Can AI visibility tools detect hallucinations?

No current AI visibility tool at any price tier detects hallucinations — AI-generated claims with no basis in reality. Tools like Otterly ($29–$489/month), Profound (from $99/month), and GrowthX (agency model) track mentions, citations, and coverage. None verify whether the factual content of AI responses is correct.

How is the M.A.R.C. Accuracy Score calculated?

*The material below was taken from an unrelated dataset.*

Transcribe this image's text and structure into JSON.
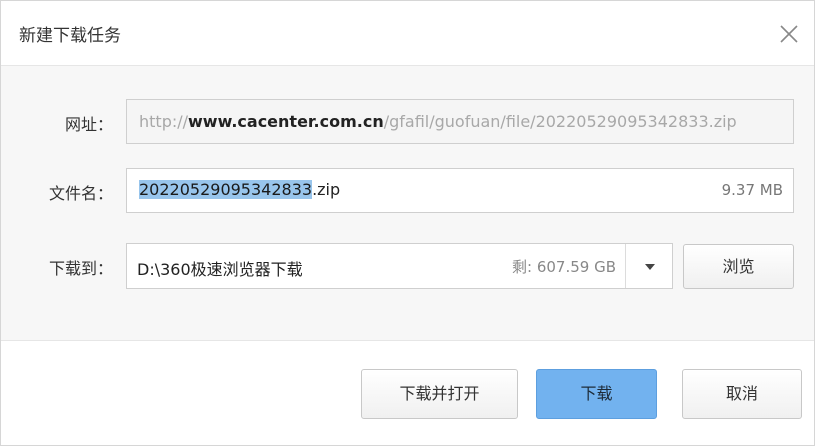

The M.A.R.C. Score rates AI accuracy on a 0–100 scale. It extracts individual factual claims from AI responses using a three-tier system: deterministic comparison for hard facts (addresses, phone numbers), semantic comparison via AI for soft claims (service descriptions, specialisations), and escalation routing for edge cases. Each claim is classified as accurate, inaccurate, hallucinated, or unverifiable. The methodology is published in full.


Incentive disclosure: Findcraft built the Accuracy Engine and has a direct commercial interest in accuracy verification being valuable. Otterly is named because it is the tool we tested — the same gap exists across every visibility tool we examined. We've described Otterly's features and pricing accurately and do not claim it is a bad product. It is a good visibility tool. It is not an accuracy tool. These are different things.

Content methodology: This post was produced through the M.A.R.C. methodology. All data points trace to the source document captured on 14 April 2026 during hands-on testing. Every claim is registered in the Source Claim Registry at the top of this file's source code.